Hybrid Energy Storage Devices
The development of powerful mobile devices, electrically driven cars, and renewable intermittent energy production fuels the ever-increasing demand for higher power and energy density in electrochemical energy storage devices. One proposed way to achieve this goal is the creation of a device which uses materials from batteries and supercapacitors, called a hybrid energy storage device. This project focuses on the computational screening of ionic liquid electrolyte for multivalent hybrid ion capacitors with the goal of being able to discover promising candidates for use in such a device. In addition to running bulk calculations to elucidate the solvent structure and calculate properties such as electrochemical window, and diffusivity, we are considering electrolyte confined in different nanoporous carbon electrodes.
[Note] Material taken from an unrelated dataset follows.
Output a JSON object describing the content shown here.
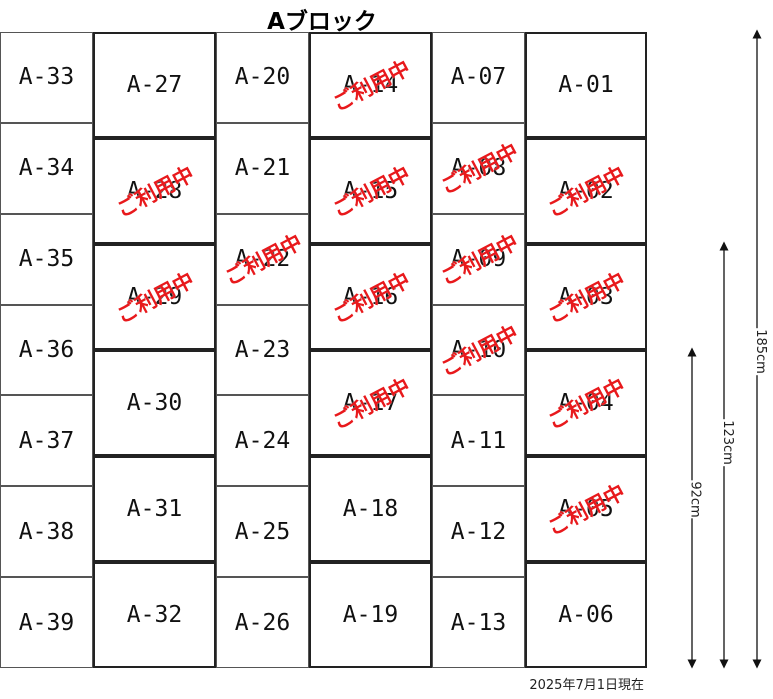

Design of Optimal Electrolytes and Electrode-Electrolyte Interfaces for Next Generation Lithium-Sulfur Batteries
Lithium-Sulfur (Li-S) batteries are one of the most promising candidates for next-generation
batteries due to their higher theoretical energy density and lower cost compared to
state-of-the-art Li-ion batteries. However, commercialization of Li-S batteries is
hindered by their poor cycling performance and capacity retention caused by the formation
and dissolution of lithium polysulfides (
LiPSs) during discharging/charging in the electrolyte, the lifeblood of the battery. More
specifically, continuous diffusion of
LiPSs towards Li metal anode and their nucleation and sluggish kinetics on the host carbon
materials at the cathode result in loss of the active material. Hence, tailoring the
atomistic interactions between LiPSs, salt anion, and solvent, in addition to the
functional properties of porous carbon materials is critical in controlling deleterious
side reactions, designing optimal electrolytes, and improving the performance and
longevity of Li-S batteries.
Predicting and understanding the physicochemical behavior of bulk electrolytes and
electrode-electrolyte interfaces is achieved via a multi-scale-data-driven approach
that combines
density functional theory (DFT) and
molecular dynamics (MD) simulations. The project is also done in close contact with experimentalists
from
PNNL, resulting in a better interpretation of experimental results and an enhanced predictive
power of the next iteration of simulations. The result is a database consisting of
a large number of materials with optimized parameters to be used in electrolytes that
achieve all the performance metrics for a given battery application.